This Joshua al-Lorqui is perhaps, as Philoxene Luzzatto points out, identical with the Joshua al-Lorqui who wrote an anti-Christian letter to his friend Solomon ha-Levi (Paul de Burgos), and who was also a physician in Alcañiz and was on friendly terms with Benveniste ben Labi, being present at Moses Benveniste's wedding. In the letter the writer expresses his astonishment at the fact that Paul de Burgos should have resolved to change his faith; he investigates the motives which could have led him to take such a step—ambition, mania for wealth and power, satisfaction of sensual desires, doubt of the truths of Judaism. He then gives eight arguments against the truth of Christianity, and in conclusion asks Paul if one who professes a certain religion is obliged to inquire into the truth of its doctrines.

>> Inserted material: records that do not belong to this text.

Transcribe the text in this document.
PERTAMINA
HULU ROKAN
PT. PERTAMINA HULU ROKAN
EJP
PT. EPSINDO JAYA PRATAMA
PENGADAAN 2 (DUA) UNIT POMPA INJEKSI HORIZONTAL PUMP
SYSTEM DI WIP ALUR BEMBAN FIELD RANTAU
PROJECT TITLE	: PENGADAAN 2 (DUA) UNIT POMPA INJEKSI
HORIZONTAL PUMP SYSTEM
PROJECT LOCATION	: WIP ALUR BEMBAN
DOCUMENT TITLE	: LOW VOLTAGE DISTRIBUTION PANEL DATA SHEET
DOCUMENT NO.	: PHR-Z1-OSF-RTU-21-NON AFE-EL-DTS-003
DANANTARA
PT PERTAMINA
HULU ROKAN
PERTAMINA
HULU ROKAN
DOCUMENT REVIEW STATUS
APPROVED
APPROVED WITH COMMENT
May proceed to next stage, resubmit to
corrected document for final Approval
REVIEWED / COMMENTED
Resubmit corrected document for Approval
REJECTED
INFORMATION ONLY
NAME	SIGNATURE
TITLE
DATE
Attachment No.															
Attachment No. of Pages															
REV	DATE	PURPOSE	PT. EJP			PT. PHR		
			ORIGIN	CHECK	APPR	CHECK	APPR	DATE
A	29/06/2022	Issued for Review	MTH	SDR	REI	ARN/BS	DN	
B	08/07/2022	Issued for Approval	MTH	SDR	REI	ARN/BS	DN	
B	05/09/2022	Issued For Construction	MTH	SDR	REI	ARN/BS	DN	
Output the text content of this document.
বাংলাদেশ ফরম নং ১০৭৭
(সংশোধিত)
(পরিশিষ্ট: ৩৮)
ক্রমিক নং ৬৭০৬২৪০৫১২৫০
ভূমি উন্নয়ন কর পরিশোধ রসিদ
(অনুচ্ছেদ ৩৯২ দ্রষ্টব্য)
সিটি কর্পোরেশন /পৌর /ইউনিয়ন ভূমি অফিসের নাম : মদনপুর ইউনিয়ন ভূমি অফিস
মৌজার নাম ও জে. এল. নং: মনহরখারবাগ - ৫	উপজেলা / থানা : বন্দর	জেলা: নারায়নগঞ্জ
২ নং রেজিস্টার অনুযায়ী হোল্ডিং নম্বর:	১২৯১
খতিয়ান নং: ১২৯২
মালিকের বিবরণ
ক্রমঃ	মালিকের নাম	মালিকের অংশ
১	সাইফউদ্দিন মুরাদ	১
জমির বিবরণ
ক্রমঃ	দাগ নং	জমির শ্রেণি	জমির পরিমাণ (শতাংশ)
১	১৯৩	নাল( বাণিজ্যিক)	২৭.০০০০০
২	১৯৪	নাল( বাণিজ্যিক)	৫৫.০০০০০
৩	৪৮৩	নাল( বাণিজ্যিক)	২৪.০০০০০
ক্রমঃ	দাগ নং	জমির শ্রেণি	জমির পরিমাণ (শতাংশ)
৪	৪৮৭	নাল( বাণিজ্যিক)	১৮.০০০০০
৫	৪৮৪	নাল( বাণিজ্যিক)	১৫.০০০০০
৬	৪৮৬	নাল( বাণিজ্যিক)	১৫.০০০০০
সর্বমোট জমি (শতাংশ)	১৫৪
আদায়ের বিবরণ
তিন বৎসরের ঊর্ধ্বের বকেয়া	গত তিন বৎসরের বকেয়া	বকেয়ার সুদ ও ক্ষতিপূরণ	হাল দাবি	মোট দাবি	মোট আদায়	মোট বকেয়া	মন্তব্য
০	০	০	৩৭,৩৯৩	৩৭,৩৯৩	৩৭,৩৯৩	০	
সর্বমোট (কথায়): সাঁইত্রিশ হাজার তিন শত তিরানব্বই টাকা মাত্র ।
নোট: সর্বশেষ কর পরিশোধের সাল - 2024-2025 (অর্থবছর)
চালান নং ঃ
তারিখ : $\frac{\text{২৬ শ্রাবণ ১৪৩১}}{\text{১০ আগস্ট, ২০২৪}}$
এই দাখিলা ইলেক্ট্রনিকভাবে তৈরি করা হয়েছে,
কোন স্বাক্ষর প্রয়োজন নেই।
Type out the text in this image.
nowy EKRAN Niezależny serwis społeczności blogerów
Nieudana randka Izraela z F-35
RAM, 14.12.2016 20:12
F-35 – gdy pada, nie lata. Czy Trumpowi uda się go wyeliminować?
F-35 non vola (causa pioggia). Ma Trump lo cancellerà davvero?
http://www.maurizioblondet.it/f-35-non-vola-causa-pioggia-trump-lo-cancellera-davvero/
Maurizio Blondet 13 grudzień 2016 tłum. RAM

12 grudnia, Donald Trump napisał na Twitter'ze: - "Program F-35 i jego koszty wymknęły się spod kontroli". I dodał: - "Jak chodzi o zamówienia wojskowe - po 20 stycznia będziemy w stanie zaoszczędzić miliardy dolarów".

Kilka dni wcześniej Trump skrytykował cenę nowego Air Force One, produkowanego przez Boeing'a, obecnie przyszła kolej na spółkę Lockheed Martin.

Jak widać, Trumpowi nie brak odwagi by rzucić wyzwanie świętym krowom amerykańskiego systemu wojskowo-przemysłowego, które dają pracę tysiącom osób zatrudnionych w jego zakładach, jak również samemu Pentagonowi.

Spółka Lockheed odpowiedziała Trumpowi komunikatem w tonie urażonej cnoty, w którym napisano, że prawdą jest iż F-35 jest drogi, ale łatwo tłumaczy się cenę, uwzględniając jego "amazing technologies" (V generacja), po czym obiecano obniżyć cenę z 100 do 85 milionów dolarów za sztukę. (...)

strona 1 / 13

This letter was addressed to Paul de Burgos at a time when the latter occupied a high position, was surrounded by luxury and a band of servants, and, as is supposed, had already been appointed tutor to the young king Juan II of Castile.

== Family ==

Joseph ben Joshua ibn Vives al-Lorqui, who died before 1372, was a physician. He revised Tibbon's translation of Moses Maimonides' Millot Higgayon and dedicated the revision to his pupil Ezra ben Solomon ibn Gatigno. He wrote also the Sefer Yesodot.

His son, also Joseph ben Joshua ibn Vives al-Lorqui, was also a physician, and died before 1408. He translated from Arabic into Hebrew various books of the short canon of Avicenna, and added to the translation a commentary which was used by ShemṬob Shaprut.